We used the hh-rlhf helpful-base datasets for fine-tuning, which consists of 41k samples. We use batch size of 2, and accumulate gradient over 16 steps, which yields a global batch size of 32. We use learning rate of 9.65e-6 with a cosine delay to 10% of the hightest learning rate, dropout 0.1, and train the model over 2 epoches.

Figure 1: Shows the training and validation accuracy of the 7B model during supervised fine-tuning. Note, we only run the validation every 500 training steps.

RLHF - Reward Model

The following shows the training statistics of a 7B reward model, starting from Meta's pre-trained model, and replace the LM head with scalar head.

We use the same hh-rlhf helpful-base 41k datasets. We run the training over 1 epoche. We use constant learning rate of 9e-6, no dropout. A batch size of 2, and accumulate gradient over 16 steps, which yields a global batch size of 32.

As demonstrated in figure 2, although the gap between the preferred and reject reward scores grows, the oversall shape of the graph still remains the same between the two. This highlights the downside of comparison loss between pairs of completions, as it can't tell apart how much better or worser one completion is compared to the other.

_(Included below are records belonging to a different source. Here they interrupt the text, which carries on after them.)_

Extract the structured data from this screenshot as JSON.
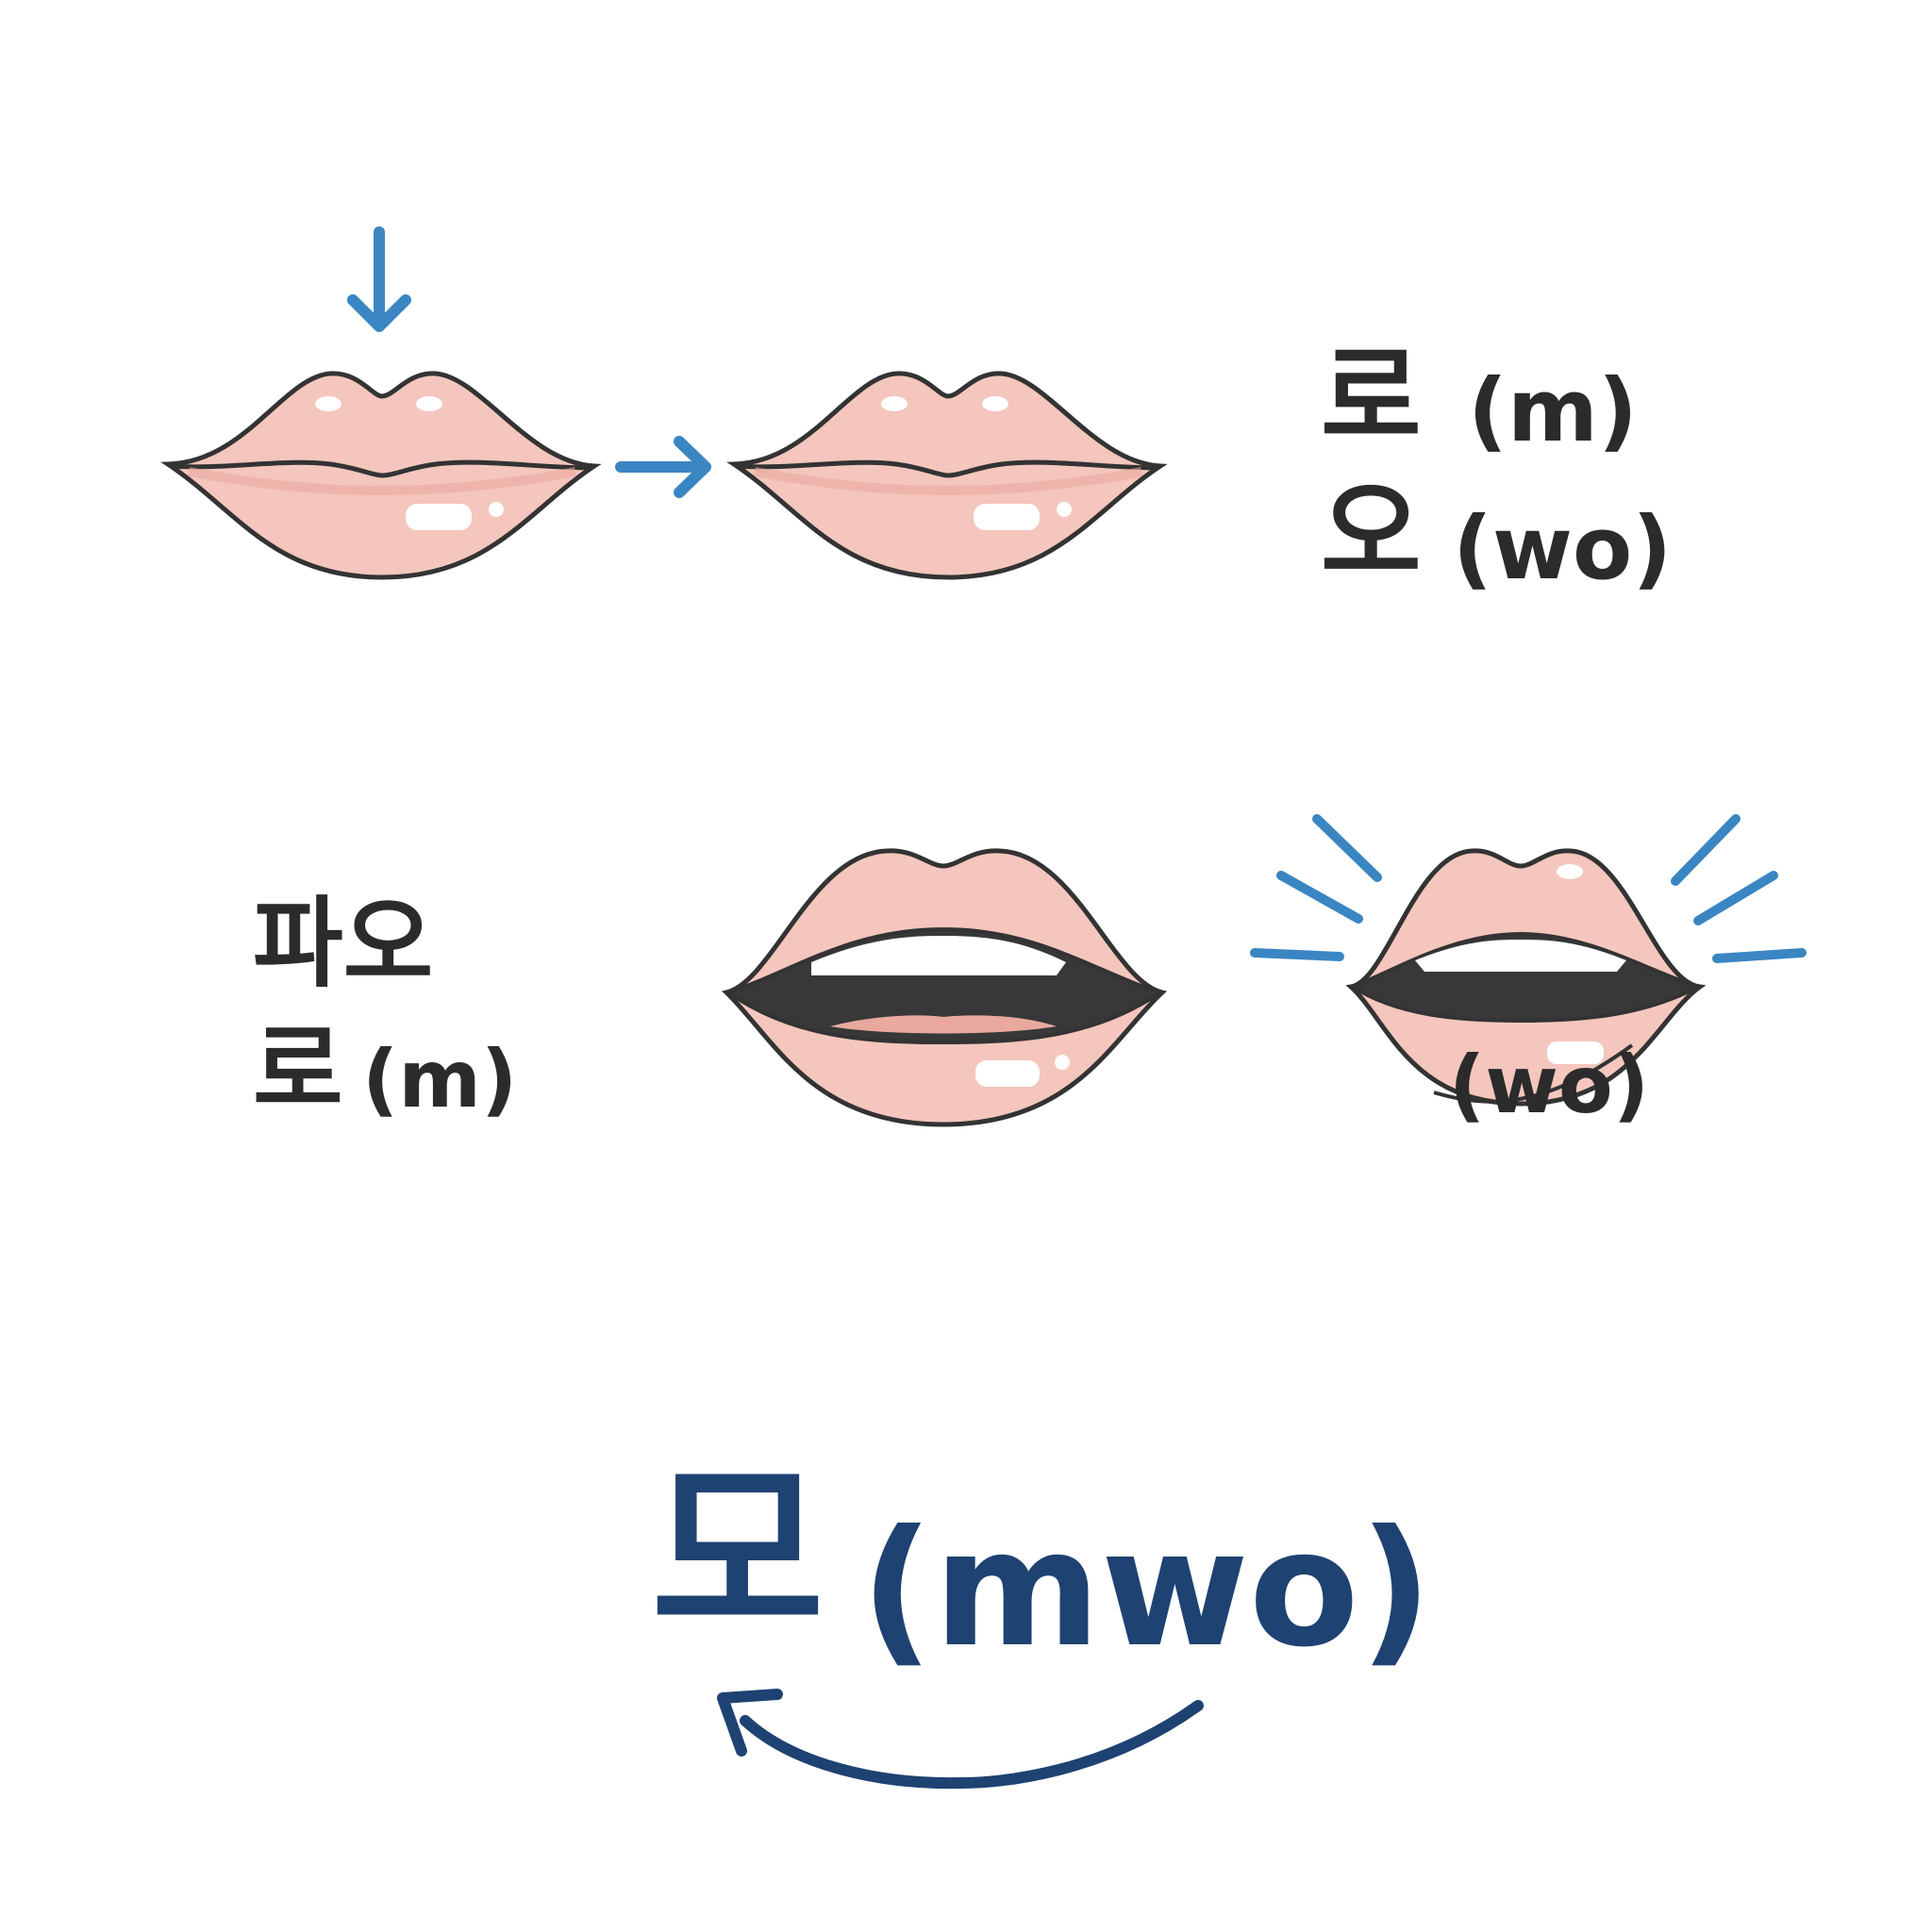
{
  "colors": {
    "lip_fill": "#f4c6bd",
    "lip_shade": "#e9a99e",
    "outline": "#333333",
    "mouth_dark": "#383838",
    "teeth": "#ffffff",
    "accent_blue": "#3a86c3",
    "final_blue": "#1e4272"
  },
  "icons": {
    "down_arrow": "arrow-down-icon",
    "right_arrow": "arrow-right-icon",
    "curved_arrow": "curved-return-arrow-icon",
    "sound_lines": "sound-burst-icon"
  },
  "top_row": {
    "line1_korean": "로",
    "line1_roman": "(m)",
    "line2_korean": "오",
    "line2_roman": "(wo)"
  },
  "middle_row": {
    "line1_korean": "파오",
    "line2_korean": "로",
    "line2_roman": "(m)",
    "overlay_roman": "(wo)"
  },
  "final": {
    "korean": "모",
    "roman": "(mwo)"
  }
}
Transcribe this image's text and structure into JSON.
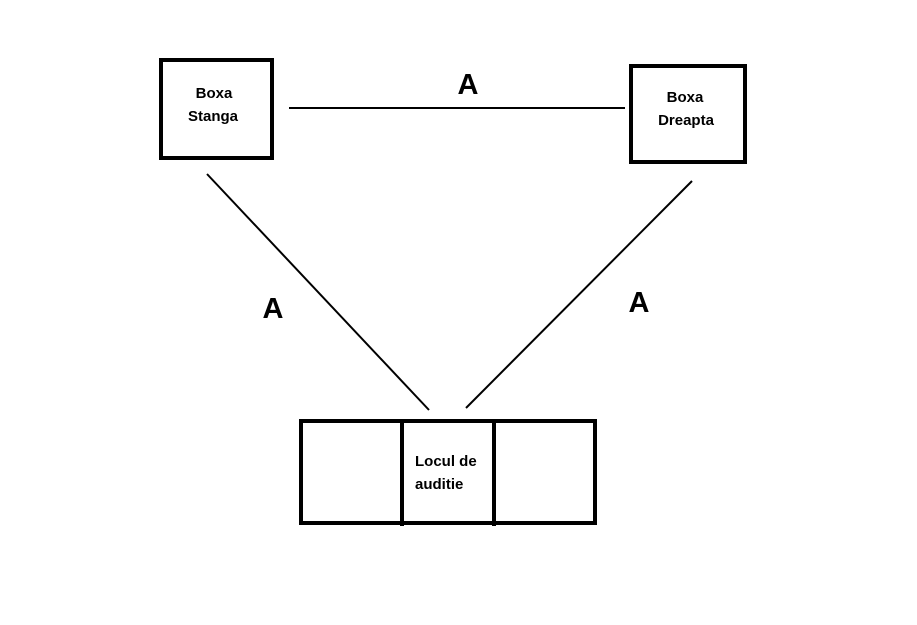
{
  "colors": {
    "background": "#ffffff",
    "stroke": "#000000"
  },
  "left_speaker": {
    "line1": "Boxa",
    "line2": "Stanga"
  },
  "right_speaker": {
    "line1": "Boxa",
    "line2": "Dreapta"
  },
  "listening_position": {
    "line1": "Locul de",
    "line2": "auditie"
  },
  "distances": {
    "top": "A",
    "left": "A",
    "right": "A"
  }
}
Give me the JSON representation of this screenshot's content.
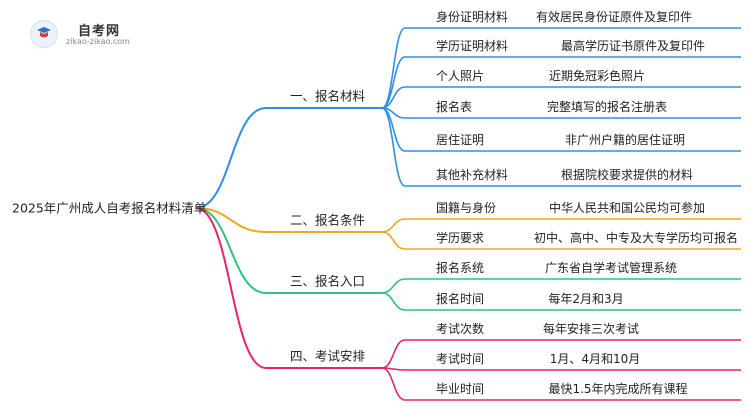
{
  "logo": {
    "title": "自考网",
    "url": "zikao-zikao.com"
  },
  "mindmap": {
    "root": "2025年广州成人自考报名材料清单",
    "branches": [
      {
        "label": "一、报名材料",
        "color": "#2e8fe8",
        "items": [
          {
            "name": "身份证明材料",
            "desc": "有效居民身份证原件及复印件"
          },
          {
            "name": "学历证明材料",
            "desc": "最高学历证书原件及复印件"
          },
          {
            "name": "个人照片",
            "desc": "近期免冠彩色照片"
          },
          {
            "name": "报名表",
            "desc": "完整填写的报名注册表"
          },
          {
            "name": "居住证明",
            "desc": "非广州户籍的居住证明"
          },
          {
            "name": "其他补充材料",
            "desc": "根据院校要求提供的材料"
          }
        ]
      },
      {
        "label": "二、报名条件",
        "color": "#f0a818",
        "items": [
          {
            "name": "国籍与身份",
            "desc": "中华人民共和国公民均可参加"
          },
          {
            "name": "学历要求",
            "desc": "初中、高中、中专及大专学历均可报名"
          }
        ]
      },
      {
        "label": "三、报名入口",
        "color": "#2ec27a",
        "items": [
          {
            "name": "报名系统",
            "desc": "广东省自学考试管理系统"
          },
          {
            "name": "报名时间",
            "desc": "每年2月和3月"
          }
        ]
      },
      {
        "label": "四、考试安排",
        "color": "#e8226e",
        "items": [
          {
            "name": "考试次数",
            "desc": "每年安排三次考试"
          },
          {
            "name": "考试时间",
            "desc": "1月、4月和10月"
          },
          {
            "name": "毕业时间",
            "desc": "最快1.5年内完成所有课程"
          }
        ]
      }
    ]
  }
}
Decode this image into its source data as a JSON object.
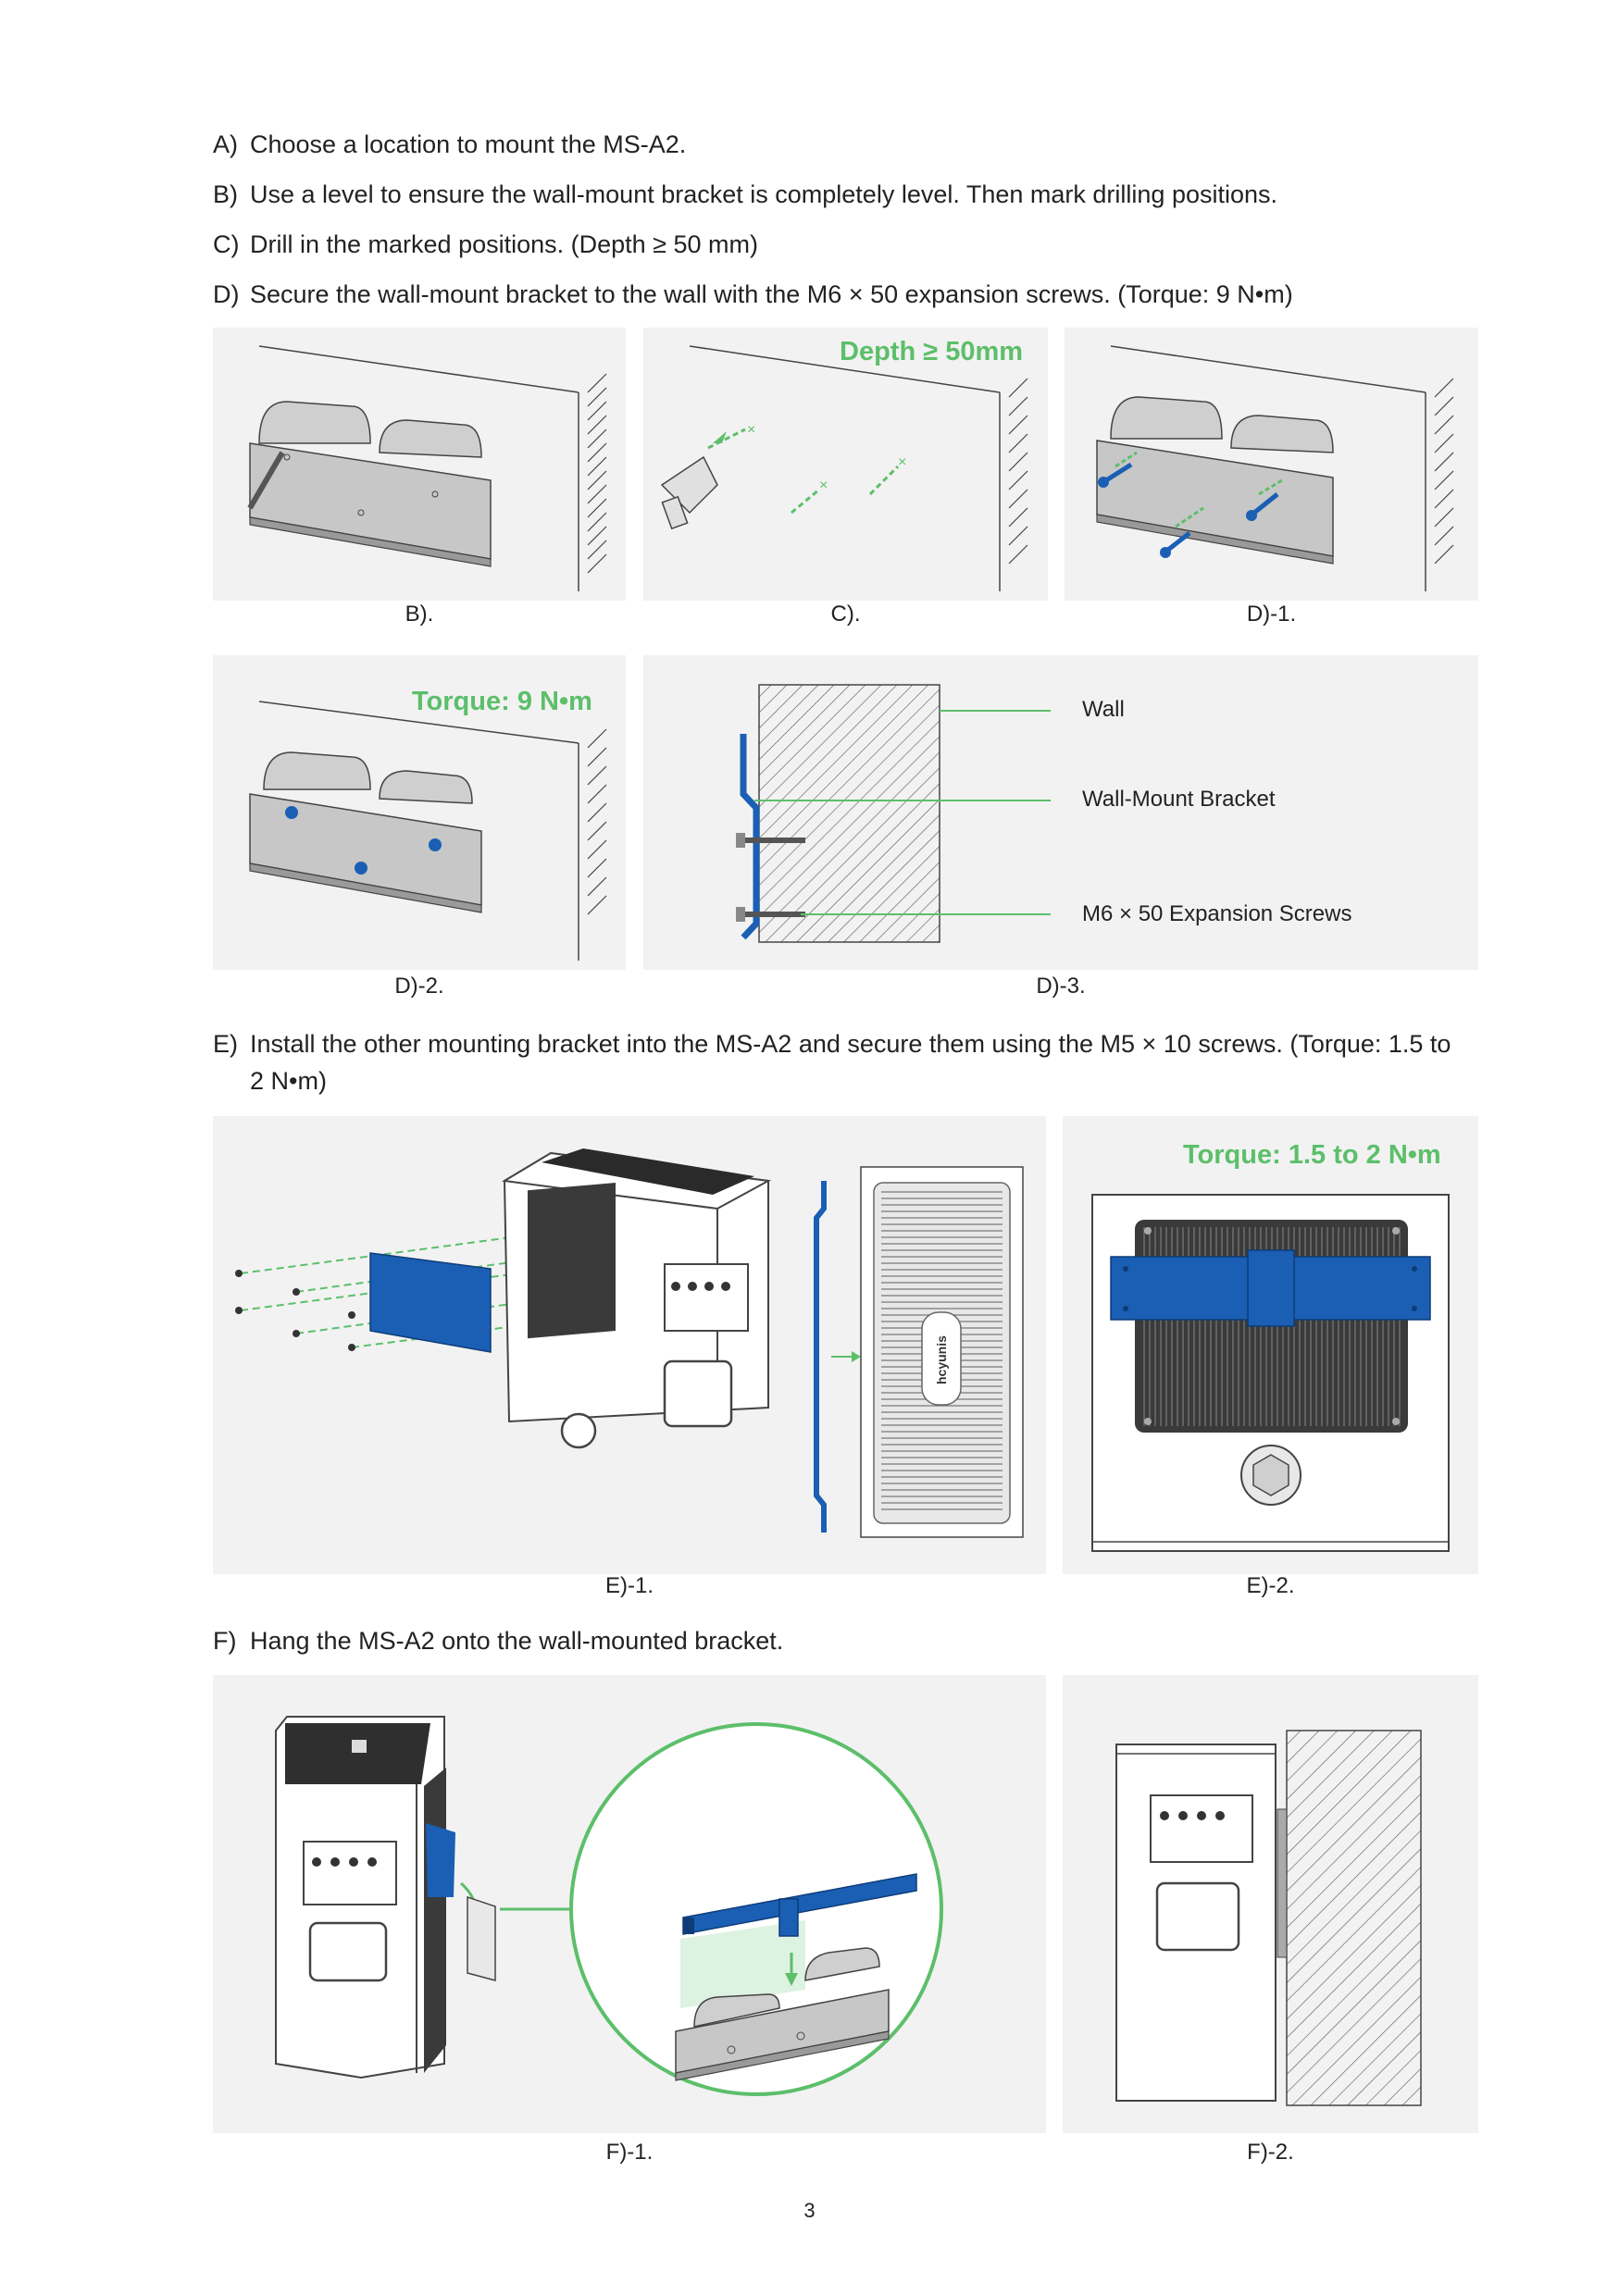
{
  "steps": {
    "a": {
      "letter": "A)",
      "text": "Choose a location to mount the MS-A2."
    },
    "b": {
      "letter": "B)",
      "text": "Use a level to ensure the wall-mount bracket is completely level. Then mark drilling positions."
    },
    "c": {
      "letter": "C)",
      "text": "Drill in the marked positions.  (Depth ≥ 50 mm)"
    },
    "d": {
      "letter": "D)",
      "text": "Secure the wall-mount bracket to the wall with the M6 × 50 expansion screws.  (Torque: 9 N•m)"
    },
    "e": {
      "letter": "E)",
      "text": "Install the other mounting bracket into the MS-A2 and secure them using the M5 × 10 screws. (Torque: 1.5 to",
      "text_cont": "2 N•m)"
    },
    "f": {
      "letter": "F)",
      "text": "Hang the MS-A2 onto the wall-mounted bracket."
    }
  },
  "figures": {
    "b": {
      "caption": "B)."
    },
    "c": {
      "caption": "C).",
      "label": "Depth ≥ 50mm"
    },
    "d1": {
      "caption": "D)-1."
    },
    "d2": {
      "caption": "D)-2.",
      "label": "Torque: 9 N•m"
    },
    "d3": {
      "caption": "D)-3.",
      "callouts": [
        "Wall",
        "Wall-Mount Bracket",
        "M6 × 50 Expansion Screws"
      ]
    },
    "e1": {
      "caption": "E)-1.",
      "logo_text": "hcyunis"
    },
    "e2": {
      "caption": "E)-2.",
      "label": "Torque: 1.5 to 2 N•m"
    },
    "f1": {
      "caption": "F)-1."
    },
    "f2": {
      "caption": "F)-2."
    }
  },
  "page_number": "3",
  "colors": {
    "accent_green": "#5cbf6a",
    "bracket_blue": "#1a5fb4",
    "panel_bg": "#f2f2f2"
  }
}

Figure 2: Shows the preferred and rejected reward scores produced by the reward model during training. The results were smoothed using a moving average with a window size of 20.
Figure 3: Shows the training and validation accuracy of the reward model. The resulsts were smoothed using moving average with a window size of 20. Note, we only run the validation every 500 training steps.

RLHF - RL Policy

The following shows the RL agent self-play statistics during the final stage of RLHF training. The PPO policy model was initialized from the SFT reference 7B model, and the value network for PPO was initialized from the 7B reward model. In addition, the refercen model and reward model was fixed.

We use the same hh-rlhf helpful-base 41k datasets, but limite to 20k training samples to save computation. We collect 256 self-play episodes for each iteration and use these episodes to perform a PPO update 4 times. During training the sampling temperature is set to 1.0. We use learning rate of 1.04e-5 for the PPO policy model, and 9e-6 for the PPO value model.

Figure 4: Shows the normalized score from the reward model for the self-play agents during RL training. The rewards were normalized and then clipped into the range of [-2, 2].